What happened to MySQL release 5.0.22? Be careful when you update!
MySQL officially announced release 5.0.22 today (the release notes in the manual were not yet updated to reflect this at the time of writing, they might be when you read this). It's a security fix release only, based on the previous 5.0.21 release. So be careful if you're currently running a preview release of what was tagged 5.0.22 before, this has now become 5.0.23. So you will lose some of the functionality or bug fixes by switching from a 5.0.22 preview to the final 5.0.22 release (it's not an update but sort of a crossdate).
The right way of handling the situation therefore is:
- If you're currently running 5.0.21: Update to 5.0.22 to get the security fix for the SQL-injection hole in the multibyte encoding processing.
- If you're currently running a 5.0.22 preview (either supplied by MySQL Network or built from a source snapshot):
- Stay on your 5.0.22 preview and wait for the 5.0.23 release if you're not affected by the SQL-injection hole.

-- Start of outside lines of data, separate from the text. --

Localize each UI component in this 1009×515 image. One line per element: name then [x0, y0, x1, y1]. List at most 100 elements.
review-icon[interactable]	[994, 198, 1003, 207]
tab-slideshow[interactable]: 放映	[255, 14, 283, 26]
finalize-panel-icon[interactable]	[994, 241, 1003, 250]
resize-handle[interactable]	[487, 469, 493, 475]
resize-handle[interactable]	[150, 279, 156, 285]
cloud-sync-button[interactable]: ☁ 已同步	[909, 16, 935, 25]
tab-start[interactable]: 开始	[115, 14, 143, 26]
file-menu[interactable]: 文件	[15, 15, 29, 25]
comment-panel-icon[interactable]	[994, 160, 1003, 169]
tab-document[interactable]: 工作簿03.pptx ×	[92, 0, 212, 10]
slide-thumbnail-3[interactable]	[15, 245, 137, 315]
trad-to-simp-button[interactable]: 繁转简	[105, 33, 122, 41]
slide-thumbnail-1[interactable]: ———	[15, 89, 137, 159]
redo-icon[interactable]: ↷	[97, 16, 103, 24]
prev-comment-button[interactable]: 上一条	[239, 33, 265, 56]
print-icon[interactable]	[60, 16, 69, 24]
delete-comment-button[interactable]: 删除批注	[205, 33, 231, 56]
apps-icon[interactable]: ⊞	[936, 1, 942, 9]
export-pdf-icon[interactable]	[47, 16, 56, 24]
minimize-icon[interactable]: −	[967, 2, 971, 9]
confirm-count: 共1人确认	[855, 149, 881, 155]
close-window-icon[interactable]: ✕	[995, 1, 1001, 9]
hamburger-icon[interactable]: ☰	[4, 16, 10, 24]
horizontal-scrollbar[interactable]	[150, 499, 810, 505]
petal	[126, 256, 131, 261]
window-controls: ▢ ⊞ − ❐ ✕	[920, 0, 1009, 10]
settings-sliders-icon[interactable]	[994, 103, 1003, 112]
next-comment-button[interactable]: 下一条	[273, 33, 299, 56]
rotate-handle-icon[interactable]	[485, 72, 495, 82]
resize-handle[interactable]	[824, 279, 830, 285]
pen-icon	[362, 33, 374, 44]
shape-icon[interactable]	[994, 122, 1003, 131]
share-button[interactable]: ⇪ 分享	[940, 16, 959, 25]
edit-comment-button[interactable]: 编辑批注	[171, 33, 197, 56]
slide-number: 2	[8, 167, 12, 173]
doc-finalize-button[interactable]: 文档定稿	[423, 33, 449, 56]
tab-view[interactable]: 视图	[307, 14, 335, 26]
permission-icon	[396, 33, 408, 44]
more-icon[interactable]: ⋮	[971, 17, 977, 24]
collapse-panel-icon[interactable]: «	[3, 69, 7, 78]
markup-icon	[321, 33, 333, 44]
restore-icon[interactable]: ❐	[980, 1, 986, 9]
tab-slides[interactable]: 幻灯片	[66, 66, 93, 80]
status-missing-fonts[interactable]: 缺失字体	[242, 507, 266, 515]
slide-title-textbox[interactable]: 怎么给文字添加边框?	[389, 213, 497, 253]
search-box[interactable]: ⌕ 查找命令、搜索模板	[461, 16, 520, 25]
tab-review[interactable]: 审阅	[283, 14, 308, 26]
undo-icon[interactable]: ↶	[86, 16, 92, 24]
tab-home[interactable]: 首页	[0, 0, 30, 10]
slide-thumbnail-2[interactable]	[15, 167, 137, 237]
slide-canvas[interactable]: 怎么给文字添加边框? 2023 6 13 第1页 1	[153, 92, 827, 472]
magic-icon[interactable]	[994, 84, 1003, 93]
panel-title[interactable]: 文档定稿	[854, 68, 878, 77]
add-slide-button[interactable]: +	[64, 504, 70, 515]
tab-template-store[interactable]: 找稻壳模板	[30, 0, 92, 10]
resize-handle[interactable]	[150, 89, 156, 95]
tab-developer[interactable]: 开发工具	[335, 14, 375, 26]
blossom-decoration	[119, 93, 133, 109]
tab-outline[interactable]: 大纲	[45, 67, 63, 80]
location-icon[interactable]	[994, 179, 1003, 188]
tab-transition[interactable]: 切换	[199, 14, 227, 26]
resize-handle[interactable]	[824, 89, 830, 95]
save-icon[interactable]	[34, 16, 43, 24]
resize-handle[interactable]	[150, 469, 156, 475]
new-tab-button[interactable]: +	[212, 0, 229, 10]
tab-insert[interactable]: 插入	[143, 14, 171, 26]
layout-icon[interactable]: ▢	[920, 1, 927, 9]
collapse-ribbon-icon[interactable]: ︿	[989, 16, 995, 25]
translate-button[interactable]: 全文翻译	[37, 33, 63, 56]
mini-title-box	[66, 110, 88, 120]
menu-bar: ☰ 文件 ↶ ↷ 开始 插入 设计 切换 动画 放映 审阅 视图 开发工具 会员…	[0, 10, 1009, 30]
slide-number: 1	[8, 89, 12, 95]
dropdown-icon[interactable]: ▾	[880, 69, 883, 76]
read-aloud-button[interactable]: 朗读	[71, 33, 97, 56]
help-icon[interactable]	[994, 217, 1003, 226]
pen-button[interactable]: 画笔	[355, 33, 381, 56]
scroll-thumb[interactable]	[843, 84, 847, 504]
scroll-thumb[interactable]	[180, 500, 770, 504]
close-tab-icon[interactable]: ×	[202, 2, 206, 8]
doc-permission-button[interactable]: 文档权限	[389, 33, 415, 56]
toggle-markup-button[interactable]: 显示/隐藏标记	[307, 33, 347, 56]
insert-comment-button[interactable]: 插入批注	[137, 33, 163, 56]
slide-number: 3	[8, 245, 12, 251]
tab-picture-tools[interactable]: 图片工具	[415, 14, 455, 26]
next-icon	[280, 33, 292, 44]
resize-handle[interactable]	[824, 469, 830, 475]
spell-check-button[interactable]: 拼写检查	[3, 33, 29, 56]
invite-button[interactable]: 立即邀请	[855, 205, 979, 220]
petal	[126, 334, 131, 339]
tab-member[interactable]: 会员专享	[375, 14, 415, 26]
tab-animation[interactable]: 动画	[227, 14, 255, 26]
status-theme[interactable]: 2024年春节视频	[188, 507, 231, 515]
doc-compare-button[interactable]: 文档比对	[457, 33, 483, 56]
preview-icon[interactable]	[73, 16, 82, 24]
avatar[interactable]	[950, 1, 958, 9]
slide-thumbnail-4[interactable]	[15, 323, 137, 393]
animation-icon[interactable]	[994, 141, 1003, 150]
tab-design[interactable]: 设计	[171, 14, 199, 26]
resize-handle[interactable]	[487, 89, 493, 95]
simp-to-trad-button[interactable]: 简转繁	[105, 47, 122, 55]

- Apply the workaround mentioned in the 5.0.22 release announcement or build a 5.0.23 preview including the security patch if you might be affected by the security hole.
- Update to the 5.0.22 release only if you don't need any of the bug fixes or new features in your previous 5.0.22 preview but might be affected by the security hole.
I just updated my post on VIEW bugs to reflect the new version numbering.
I know there was some discussion on release tagging before, when a similar thing happened and a release was tagged 5.0.20a in violation of MySQL's version numbering policy. But I think this policy should actually be changed, as a version numbering such as 5.0.21a or 5.0.21-p1 (patch level 1) would help to avoid such a confusion arising from a security fix release that suddenly replaces a previously planned release and makes it necessary to retag all changes to a later version.